Durant ces dernières années, l'OCDE a analysé la qualité des finances publiques dans leur ensemble. Nous sommes partis non pas des réformes individuelles mais du volume total des dépenses publiques, des recettes, de la manière dont elles sont obtenues, et de la répartition des dépenses. Nous avons examiné comment des changements, parfois importants, depuis les années 1970 ont influencé la dynamique de croissance des pays de l'OCDE et la répartition du revenu disponible des ménages après la fiscalité et les transferts. Nous avons donc une approche rétrospective, en nous appuyant sur la comptabilité des pays de l'OCDE.

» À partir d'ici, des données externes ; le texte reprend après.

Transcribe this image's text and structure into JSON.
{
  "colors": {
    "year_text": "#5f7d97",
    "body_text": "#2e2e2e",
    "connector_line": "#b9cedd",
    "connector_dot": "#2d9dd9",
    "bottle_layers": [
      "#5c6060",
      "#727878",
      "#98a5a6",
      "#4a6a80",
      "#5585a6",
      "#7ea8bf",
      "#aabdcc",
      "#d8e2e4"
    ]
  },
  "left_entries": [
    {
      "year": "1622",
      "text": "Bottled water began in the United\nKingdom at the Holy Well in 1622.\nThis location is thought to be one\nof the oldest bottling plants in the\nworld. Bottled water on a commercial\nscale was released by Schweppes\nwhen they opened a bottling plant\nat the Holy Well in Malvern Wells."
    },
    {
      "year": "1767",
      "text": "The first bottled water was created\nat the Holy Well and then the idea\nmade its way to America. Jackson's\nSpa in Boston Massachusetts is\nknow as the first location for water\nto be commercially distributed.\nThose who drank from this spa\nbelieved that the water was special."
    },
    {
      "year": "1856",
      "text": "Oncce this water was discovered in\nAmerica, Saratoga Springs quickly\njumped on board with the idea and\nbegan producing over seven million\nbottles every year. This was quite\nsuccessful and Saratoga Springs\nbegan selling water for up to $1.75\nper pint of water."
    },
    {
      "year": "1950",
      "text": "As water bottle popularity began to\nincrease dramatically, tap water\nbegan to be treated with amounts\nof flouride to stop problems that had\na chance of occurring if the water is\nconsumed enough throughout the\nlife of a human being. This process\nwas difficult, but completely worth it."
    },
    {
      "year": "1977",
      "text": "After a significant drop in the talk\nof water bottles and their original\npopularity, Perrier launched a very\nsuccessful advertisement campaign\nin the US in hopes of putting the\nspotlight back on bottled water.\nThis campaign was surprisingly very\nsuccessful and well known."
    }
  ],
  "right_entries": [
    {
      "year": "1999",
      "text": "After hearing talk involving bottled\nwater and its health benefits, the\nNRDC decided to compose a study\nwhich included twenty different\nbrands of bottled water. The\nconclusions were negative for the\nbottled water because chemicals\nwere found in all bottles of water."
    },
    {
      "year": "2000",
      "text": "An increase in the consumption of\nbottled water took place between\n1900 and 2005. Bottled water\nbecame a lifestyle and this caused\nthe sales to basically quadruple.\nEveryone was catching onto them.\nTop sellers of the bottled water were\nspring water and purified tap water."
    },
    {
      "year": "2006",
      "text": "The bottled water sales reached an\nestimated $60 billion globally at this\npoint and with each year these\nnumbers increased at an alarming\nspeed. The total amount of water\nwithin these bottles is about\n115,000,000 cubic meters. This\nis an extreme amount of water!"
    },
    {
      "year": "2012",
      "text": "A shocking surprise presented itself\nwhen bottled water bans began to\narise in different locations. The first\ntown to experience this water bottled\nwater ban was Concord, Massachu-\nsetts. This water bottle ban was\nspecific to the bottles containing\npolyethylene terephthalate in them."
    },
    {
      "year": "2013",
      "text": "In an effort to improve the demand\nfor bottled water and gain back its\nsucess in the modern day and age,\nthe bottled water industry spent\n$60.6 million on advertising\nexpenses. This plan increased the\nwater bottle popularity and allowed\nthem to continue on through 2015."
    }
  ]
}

Il n'y a pas de relation entre la taille des administrations publiques et la croissance, mais entre la taille de ces administrations et leur efficacité. Lorsque le niveau d'efficacité des dépenses publiques est élevé - d'après un indicateur de la Banque mondiale - la taille importante de l'État n'est pas un obstacle, par exemple dans les pays scandinaves. Par contre, lorsque l'efficacité des dépenses publiques est modérée, la taille de l'État importe - comme en France ou dans les pays du Sud de l'Europe.
Le débat sur la fiscalité fait partie du débat global sur les finances publiques. Lorsque l'impôt baisse, nous supposons qu'il est compensé par une augmentation proportionnelle de tous les autres impôts et inversement. Nous avons divisé les recettes publiques en une dizaine de catégories : contributions sociales, impôt sur le revenu, y compris du capital, impôt sur les sociétés, impôt sur les successions, impôts sur la fortune, taxes environnementales, à la consommation, sur l'immobilier - taxes d'habitation et foncière et taxe sur les transactions. La plupart de ces impôts ont des conséquences plus ou moins distorsives, au regard de leurs incidences sur les inégalités et donc sur la croissance. L'impôt le moins distorsif est la taxe foncière dans l'ensemble des pays de l'OCDE, payée surtout par les propriétaires. L'impôt ayant un effet le plus distorsif, ayant des conséquences négatives pour la croissance, est l'impôt sur le patrimoine net - ISF en France. Cet impôt, largement utilisé dans les années 1970 et 1980, a progressivement disparu en Autriche, au Canada, au Danemark, en Finlande, en Allemagne, en Islande, en Irlande, en Italie, aux Pays-Bas et en Suède. Il produisait également de faibles recettes. Par une méthode différente, l'ordre de grandeur est proche du chiffre de M. Didier. Si on réduit les recettes tirées de cet impôt de 0,1 % de PIB, au bout de 10 ans, on pourra avoir 1 % de PIB en plus, ce qui correspond à un accroissement graduel annuel qui est un peu plus de 0,06 point. Cet effet est également lent à intervenir - 10 ans pour la moitié des conséquences.
Il y a un lien entre cet impôt et l'inégalité de distribution de revenus - ce qui n'était pas évident au départ, puisqu'il s'agit d'un impôt sur le patrimoine. Cet impôt pénalise la croissance, sans pour autant avoir d'effet sur la correction des inégalités.
Ce qui reste de l'ISF, à savoir la taxation de la part immobilière, est difficile à évaluer. C'est un impôt spécifique, difficilement comparable avec les impôts de nos voisins. Les impôts payés de manière récurrente sur la valeur du patrimoine immobilier sont peu distorsifs, et ont un coût sur la croissance faible. Il faudrait aussi détecter l'impact de l'effet de seuil.
Le résultat le plus important de nos études, même s'il n'est pas directement lié à votre sujet, concerne la fiscalité effective sur le travail. Elle est pour la France parmi les plus élevées des pays de l'OCDE, pour tous les revenus, et a des effets extrêmement forts sur la croissance et la distribution des revenus.